Some controversial topics on the ballot that have been voted on to include the proposal to expand Medicaid eligibility. The majority voted “Yes” on this, with 59 percent voting in favor. For Mainers, this means that approximately 70,000 people will receive health care coverage by expanding Medicaid, also referred to as MaineCare, is a program that provides health coverage to those residents living at or near the line of poverty. Maine is the first state to vote on this through a referendum.

This question has sparked controversy nationwide as Maine is one of 19 states that rejected Medicaid expansion through the Affordable Care Act, according to an article by NPR. Just after the vote was approved, arguments erupted as many did not know how this could be implemented. Maine Governor Paul LePage said on Wednesday, Nov. 8 in a statement that his administration would not implement the voter-approved law, as he finds it, “Fiscally irresponsible. Therefore, my administration will not implement Medicaid expansion until is has been fully funded by the Legislature at the levels DHHS has calculated, and I will not support increasing taxes on Maine families, raiding the rainy day fund or reducing services to our elderly or disabled,” according to an article by the Bangor Daily News.

Governor LePage has been known for his strong opinions on this topic in the past. He has previously vetoed five Medicaid expansion bills that have been passed by the state legislature with the excuse that it would destroy the state’s economy. LePage will remain in office until next year when he will reach the end of his term limit.
According to Maine state laws, voter-approved initiatives that require money from the state must wait 45 days to become operable after the legislature convenes, which will fall on Jan. 3, 2018. Following this, the LePage administration will have 90 days to submit the necessary paperwork to the federal government, according to an article by The Hill.

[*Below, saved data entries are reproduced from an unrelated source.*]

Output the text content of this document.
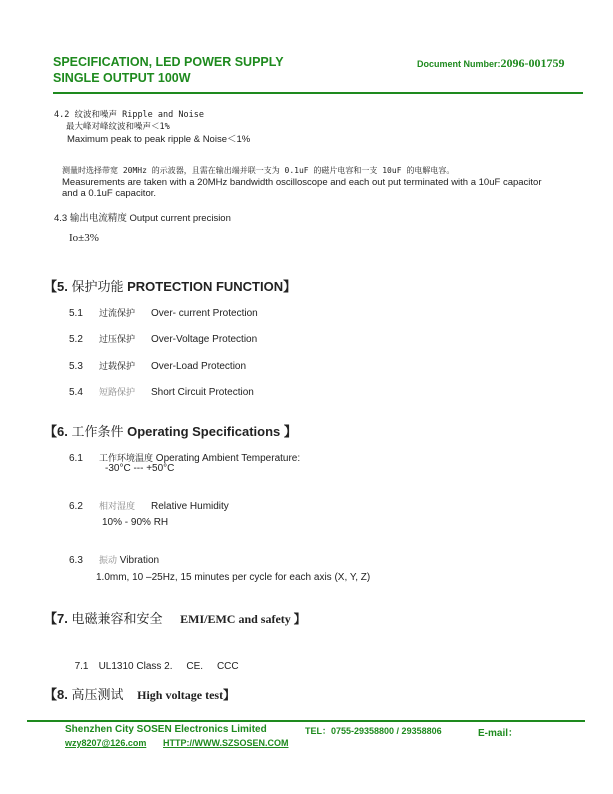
SPECIFICATION, LED POWER SUPPLY
SINGLE OUTPUT 100W
Document Number:2096-001759
4.2 纹波和噪声 Ripple and Noise
最大峰对峰纹波和噪声＜1%
Maximum peak to peak ripple & Noise＜1%
测量时选择带宽 20MHz 的示波器，且需在输出端并联一支为 0.1uF 的磁片电容和一支 10uF 的电解电容。
Measurements are taken with a 20MHz bandwidth oscilloscope and each out put terminated with a 10uF capacitor
and a 0.1uF capacitor.
4.3 输出电流精度 Output current precision
Io±3%
【5. 保护功能 PROTECTION FUNCTION】
5.1 过流保护 Over- current Protection
5.2 过压保护 Over-Voltage Protection
5.3 过载保护 Over-Load Protection
5.4 短路保护 Short Circuit Protection
【6. 工作条件 Operating Specifications 】
6.1 工作环境温度 Operating Ambient Temperature:
-30°C --- +50°C
6.2 相对湿度 Relative Humidity
10% - 90% RH
6.3 振动 Vibration
1.0mm, 10 –25Hz, 15 minutes per cycle for each axis (X, Y, Z)
【7. 电磁兼容和安全 EMI/EMC and safety 】

7.1 UL1310 Class 2.     CE.     CCC

【8. 高压测试 High voltage test】
Shenzhen City SOSEN Electronics Limited	TEL：0755-29358800 / 29358806	E-mail：
wzy8207@126.com HTTP://WWW.SZSOSEN.COM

Another big topic on the ballot was the vote to open a slot machine/casino in York County, which was not approved by Maine voters. Those in support of the proposal believed that the casino would bring in nearly $40 million in profits as well as create around 2,000 jobs. These numbers are based off of economic activity, which is part of the reason many Mainers were uneasy with the proposal and voted against it.

The voices of the residents of Maine were heard, and it is questionable to whether or not the governor will allow these proposals to happen.